/Predict-Genomic-Resolution-of-BSA

This repository stores the codes that run SLiM simulations and plot the graphs for the paper that derives the analytical solution for genomic resolution of Bulk Segregant Analysis (BSA).

Primary LanguageJupyter Notebook

Predicting Genomic Resolution of BSA

This repository stores the codes that run SLiM simulations and plot the graphs for the paper that predicts the genomic resolution of Bulk Segregant Analysis (BSA).

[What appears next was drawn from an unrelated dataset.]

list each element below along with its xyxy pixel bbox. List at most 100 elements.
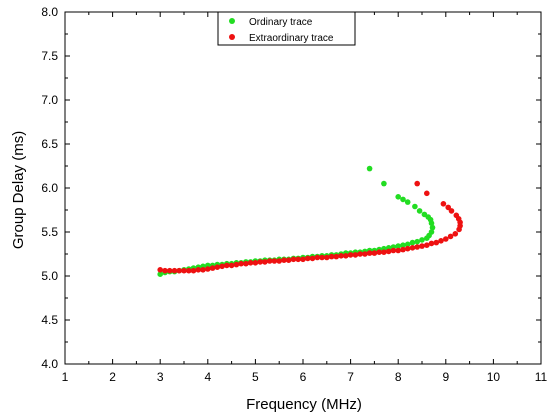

predict_bsa_resolution.py is the python script that can be used to calculate the expected genomic resolution of a BSA experiment based on the analytical solutions derived in our paper. No additional python package is needed to run the script. The python script takes five arguments in order: the estimated effective population size Ne, the length of the experiment t, the average recombination rate r, the sample size for genome sequencing s and the analytical model used for the calculation integration or recursion. An example is shown below:

python predict_bsa_resolution.py 100 10 1e-8 20 integration uses the integration model to calculate the expected genomic resolution of a BSA experiment with Ne=100, running from F0 to F10, an estimated recombination probablity of 1e-8 and sampling a total of 20 diploid individuals for genome sequencing. The output of running the script would be:

Expected Genomic Resolution of BSA Experiment with Ne=100, Gen=10, R=1.000e-08, s=20 using integration model is: 7.149e+05 bp.